My friends were going on to a bar but Not With My Sister was due to play at 2am. We were booked with three other bands for the Flatline New Year’s Eve Party. Flatline was Istanbul’s capital of grunge: on the bill tonight were Lemmings, Cockroach, Not With My Sister and Indians. We were a sort of collective of bands, all interconnected, sharing musicians and ready to stand in for each other in cases of illness or missing bass player.

I pushed through to the edge of the crowd and headed down towards İnönü Stadium where I might get a taxi. I saw people I knew. Their plans all seemed to involve being at Flatline at some time of the evening. It took time to navigate the sociable crush. I would probably be late but it had never mattered before.
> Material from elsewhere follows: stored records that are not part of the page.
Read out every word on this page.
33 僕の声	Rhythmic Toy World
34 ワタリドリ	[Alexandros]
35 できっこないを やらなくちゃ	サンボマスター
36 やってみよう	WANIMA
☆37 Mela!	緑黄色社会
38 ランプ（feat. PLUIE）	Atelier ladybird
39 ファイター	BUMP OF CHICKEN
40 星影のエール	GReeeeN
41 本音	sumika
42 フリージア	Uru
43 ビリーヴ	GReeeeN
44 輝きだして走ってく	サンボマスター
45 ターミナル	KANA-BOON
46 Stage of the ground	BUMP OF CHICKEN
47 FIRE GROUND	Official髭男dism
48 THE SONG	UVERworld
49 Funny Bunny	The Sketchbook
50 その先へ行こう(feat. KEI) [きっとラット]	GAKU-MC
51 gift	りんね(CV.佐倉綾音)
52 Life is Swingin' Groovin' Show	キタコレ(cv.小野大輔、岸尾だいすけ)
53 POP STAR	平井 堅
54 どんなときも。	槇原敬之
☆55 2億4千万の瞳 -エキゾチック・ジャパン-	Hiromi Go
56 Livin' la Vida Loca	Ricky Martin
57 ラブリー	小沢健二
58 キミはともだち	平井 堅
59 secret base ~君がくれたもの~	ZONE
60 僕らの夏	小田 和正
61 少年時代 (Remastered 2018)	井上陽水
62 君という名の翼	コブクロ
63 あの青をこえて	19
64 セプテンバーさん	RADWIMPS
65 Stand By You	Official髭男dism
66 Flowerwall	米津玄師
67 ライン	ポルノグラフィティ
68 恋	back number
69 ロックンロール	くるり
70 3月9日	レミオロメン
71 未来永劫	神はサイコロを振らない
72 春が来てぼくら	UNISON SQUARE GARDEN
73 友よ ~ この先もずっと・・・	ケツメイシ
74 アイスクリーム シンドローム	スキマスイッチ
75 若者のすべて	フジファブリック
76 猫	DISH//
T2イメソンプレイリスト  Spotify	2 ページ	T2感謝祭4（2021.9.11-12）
I found a taxi at the bottom of the hill and we nosed into the hooting but, for once, happy gridlock.

After twenty minutes, we hadn’t moved so I paid off the driver and walked into Ortaköy. It was unusually mild for New Year and the crowd outside Flatline was smoking, drinking and making itself heard, something that couldn’t be done inside.

Sis Bar, Ortaköy

Sis Bar, Ortaköy

Not With My Sister’s first gig was in 1994, at a small bar in Ortaköy. This was Abstrakt, newly opened and fitted out with a décor of serrated, arc-welded slab steel. My natural habitat. I wasn’t really prepared. I knew the songs and had all the vocal tricks down well. It was a few months since I had performed and Ortaköy was a new and cutting-edge entity for me. Still. I was fronting what I was certain would be a force in the music scene and the fretted decoration was eminently climbable.

We crashed into the first song. The sound was a bit off so I covered with more screaming than usual. That went down well. By the time our sound guy had the levels right, people were coming in off the trendy craft-market area to find out what the noise was. I had an audience. My Turkish was awful so I didn’t have much between-song patter to hold the audience while my bandmates did the endless tuning and effects adjusting that they said was necessary.

So I started climbing and singing. Thank the lord for cordless microphones. After a few seconds, I was on top of a saw-bladed booth partition staring down at some startled couples and howling ‘New York, New York’ at them. That seemed to go down well. Everything went down well. If I partitioned my sense of reality off and just did what my mischievous little inner child suggested, I could get away with anything.

This set the tone for my performance for the next decade.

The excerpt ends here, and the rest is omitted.